Le renforcement de la capacité commerciale est particulièrement crucial en ces temps troublés : en gelant les ventes l'année dernière et en provoquant cette année de graves pénuries de composants vitaux (les semi-conducteurs), la pandémie a particulièrement secoué le marché automobile, dont les acteurs subissaient déjà plusieurs révolutions technologiques perturbantes et coûteuses (électrification, conduite autonome, véhicule connecté, nouvelles mobilités). Les constructeurs sont fragilisés et les hiérarchies pourront s'en trouver fortement perturbées. En créant Stellantis, PSA et FCA ont précisément cherché à gagner en solidité ; ensemble, ils représentent le quatrième groupe automobile mondial en nombre de véhicules vendus. Et ils entendent bien le rester.
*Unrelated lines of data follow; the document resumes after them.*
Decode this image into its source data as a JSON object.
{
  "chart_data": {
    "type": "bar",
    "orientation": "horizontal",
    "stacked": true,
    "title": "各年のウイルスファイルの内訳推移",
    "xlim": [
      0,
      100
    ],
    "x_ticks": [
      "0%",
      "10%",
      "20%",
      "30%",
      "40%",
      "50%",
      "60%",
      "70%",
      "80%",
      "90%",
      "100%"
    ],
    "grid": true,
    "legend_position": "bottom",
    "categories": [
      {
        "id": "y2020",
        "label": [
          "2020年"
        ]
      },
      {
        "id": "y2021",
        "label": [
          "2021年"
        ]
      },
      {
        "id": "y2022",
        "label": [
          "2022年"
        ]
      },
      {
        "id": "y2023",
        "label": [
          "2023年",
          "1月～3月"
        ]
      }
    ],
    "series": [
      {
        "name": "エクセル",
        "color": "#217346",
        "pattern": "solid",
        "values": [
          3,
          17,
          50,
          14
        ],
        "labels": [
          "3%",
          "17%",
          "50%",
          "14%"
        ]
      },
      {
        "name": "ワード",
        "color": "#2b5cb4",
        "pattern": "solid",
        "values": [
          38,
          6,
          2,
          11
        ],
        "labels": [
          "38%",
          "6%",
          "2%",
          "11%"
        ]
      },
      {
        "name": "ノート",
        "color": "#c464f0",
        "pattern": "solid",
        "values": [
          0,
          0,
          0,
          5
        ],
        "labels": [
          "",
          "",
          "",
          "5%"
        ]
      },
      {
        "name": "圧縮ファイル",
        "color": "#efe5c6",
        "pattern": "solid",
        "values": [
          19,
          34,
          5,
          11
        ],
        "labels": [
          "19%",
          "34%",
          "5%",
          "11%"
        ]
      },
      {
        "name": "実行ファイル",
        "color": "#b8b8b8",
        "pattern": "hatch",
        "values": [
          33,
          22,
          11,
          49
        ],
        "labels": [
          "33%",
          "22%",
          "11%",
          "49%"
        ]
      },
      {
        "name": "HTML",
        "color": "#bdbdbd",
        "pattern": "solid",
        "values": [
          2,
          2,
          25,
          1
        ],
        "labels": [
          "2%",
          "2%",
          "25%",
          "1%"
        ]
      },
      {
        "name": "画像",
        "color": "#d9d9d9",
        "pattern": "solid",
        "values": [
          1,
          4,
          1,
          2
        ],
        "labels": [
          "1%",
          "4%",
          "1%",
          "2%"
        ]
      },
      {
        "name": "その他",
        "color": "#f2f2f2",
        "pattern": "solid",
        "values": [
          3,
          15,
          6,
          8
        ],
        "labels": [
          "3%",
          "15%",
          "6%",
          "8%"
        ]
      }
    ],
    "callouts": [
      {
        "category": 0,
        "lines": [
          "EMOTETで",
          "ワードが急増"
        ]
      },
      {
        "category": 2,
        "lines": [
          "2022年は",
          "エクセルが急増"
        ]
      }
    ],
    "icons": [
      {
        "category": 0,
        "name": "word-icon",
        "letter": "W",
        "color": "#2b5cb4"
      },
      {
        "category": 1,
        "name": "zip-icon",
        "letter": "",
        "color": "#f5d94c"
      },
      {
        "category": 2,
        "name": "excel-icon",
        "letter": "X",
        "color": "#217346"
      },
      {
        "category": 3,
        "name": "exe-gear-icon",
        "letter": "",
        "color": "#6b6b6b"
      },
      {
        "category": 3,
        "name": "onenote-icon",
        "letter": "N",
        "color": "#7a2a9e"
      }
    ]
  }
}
Quasiment absent de Chine, premier marché automobile mondial et qui a relativement peu souffert de la pandémie, Stellantis est donc pour l'instant condamné à labourer en profondeur les terrains qu'il connaît le mieux - en l'occurrence l'Europe et les Etats-Unis, pays dont le rebond économique est d'ailleurs supérieur à celui du Vieux continent. C'est en ce sens qu'il faut comprendre l'acquisition de First Investors. Avec un souhait du Président américain Joe Biden d'améliorer le pouvoir d'achat de la classe moyenne du pays, la stratégie de Stellantis visant à faciliter l'achat de voitures, avec des paiements étalés dans le temps, devrait être une stratégie gagnante.

Stellantis a été conseillé par Bank of America et le cabinet d'avocats Sullivan & Cromwell, tandis que les vendeurs - les fonds Gallatin Point et Jacobs AM - et First Investors ont été conseillés par Ardea Partners et les avocats de Goodwin Procter.